Ross shares dropped 24.4% to $70.06 following a drop of $69.75. The discount retailer had reduced its 2022 same store-sales forecast by 2%-4.75, compared to an earlier flat-to 3% target.
After falling 14% over the past three sessions, Dollar General (NYSE 🙂 lost 8.4%. Dollar Tree (NASDAQ:) fell 7.7%. T.J. Maxx’s parent company TJX, (NYSE:) Co dropped 8.2%
There are several auto dealers in the area. Advance Auto Parts Autozone was 9.7% lower than NYSE:, while NASDAQ: fell 9.7%. Both companies are expected to release quarterly results this week. Stocks of rival O’Reilly Auto fell 5.8%.

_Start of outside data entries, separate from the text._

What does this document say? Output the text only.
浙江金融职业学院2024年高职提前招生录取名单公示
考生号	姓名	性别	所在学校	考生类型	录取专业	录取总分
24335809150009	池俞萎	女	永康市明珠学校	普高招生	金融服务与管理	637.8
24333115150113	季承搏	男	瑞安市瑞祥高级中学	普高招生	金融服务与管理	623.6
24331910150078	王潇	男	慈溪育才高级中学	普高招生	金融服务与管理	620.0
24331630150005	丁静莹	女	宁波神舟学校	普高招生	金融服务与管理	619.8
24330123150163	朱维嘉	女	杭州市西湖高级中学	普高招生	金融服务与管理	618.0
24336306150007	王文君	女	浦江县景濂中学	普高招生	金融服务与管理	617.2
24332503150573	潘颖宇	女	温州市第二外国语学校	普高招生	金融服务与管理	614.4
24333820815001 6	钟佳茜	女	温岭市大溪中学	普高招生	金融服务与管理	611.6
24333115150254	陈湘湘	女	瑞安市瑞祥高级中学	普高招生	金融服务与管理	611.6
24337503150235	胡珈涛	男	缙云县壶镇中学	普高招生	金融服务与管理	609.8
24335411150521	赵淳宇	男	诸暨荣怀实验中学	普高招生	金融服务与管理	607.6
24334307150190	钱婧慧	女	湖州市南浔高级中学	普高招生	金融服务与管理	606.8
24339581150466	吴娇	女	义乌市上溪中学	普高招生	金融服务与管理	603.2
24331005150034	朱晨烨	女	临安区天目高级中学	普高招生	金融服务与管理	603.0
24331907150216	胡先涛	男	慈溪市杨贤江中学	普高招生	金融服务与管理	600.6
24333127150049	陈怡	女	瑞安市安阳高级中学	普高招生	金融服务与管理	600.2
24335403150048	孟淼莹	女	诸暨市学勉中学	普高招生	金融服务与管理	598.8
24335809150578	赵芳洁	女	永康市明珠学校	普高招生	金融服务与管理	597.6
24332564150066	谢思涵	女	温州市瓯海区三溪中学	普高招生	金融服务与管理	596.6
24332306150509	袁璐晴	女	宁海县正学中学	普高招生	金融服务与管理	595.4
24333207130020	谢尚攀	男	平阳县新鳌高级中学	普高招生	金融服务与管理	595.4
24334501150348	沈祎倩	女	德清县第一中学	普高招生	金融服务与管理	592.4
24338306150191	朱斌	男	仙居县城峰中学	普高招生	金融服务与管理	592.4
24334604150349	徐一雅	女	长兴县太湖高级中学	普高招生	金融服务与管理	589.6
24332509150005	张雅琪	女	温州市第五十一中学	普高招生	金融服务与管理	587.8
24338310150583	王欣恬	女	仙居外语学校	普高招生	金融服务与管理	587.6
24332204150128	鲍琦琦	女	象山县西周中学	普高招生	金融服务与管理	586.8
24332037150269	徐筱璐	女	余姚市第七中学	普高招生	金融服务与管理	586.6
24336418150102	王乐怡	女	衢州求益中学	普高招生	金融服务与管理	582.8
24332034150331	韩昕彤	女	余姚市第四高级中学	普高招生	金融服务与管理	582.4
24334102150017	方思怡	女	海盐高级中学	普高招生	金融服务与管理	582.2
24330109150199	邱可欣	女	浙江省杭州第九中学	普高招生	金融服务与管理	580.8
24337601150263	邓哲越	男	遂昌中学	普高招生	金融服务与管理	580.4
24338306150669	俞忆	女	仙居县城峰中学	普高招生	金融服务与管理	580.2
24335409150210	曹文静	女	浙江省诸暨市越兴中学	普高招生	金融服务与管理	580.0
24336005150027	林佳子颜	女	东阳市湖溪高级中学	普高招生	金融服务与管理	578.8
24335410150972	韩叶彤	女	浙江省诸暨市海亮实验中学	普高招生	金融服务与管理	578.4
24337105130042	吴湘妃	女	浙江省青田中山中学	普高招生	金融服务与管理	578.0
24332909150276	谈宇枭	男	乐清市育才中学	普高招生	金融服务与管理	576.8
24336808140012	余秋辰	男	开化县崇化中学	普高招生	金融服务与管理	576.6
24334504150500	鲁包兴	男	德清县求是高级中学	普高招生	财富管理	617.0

While Walmart (NYSE 🙂 Target This week, (NYSE:) reported that while store traffic is still high, inflation was a major factor in their losses. Mona Mahajan (senior investment strategist, Edward Jones) sees sector-wide impacts with fuel, freight, and disruptions in supply chains.
She stated that “it’s difficult to see how these small retailers will be able to withstand the margin pressures, if Walmart and Target haven’t been able”
Retail sales data and balance sheets that are generally positive suggest that Americans can spend well.
In a difficult economic environment consumers would be more inclined to buy bargain-brand products. Mahajan stated that we have not yet witnessed this.
The Consumer discretionary segment was at its lowest point since July 2020. It fell by 3.7%, marking its seventh straight weekly decrease and the largest weekly decline since March 2020.
Target fell 1.1% and was tracking an approximately 31% weekly loss. Walmart fell 1.0% and was looking for a 20% weekly loss.
Macy’s fell 9.5%, while Kohl’s (NYSE 🙂 was down 13.4%.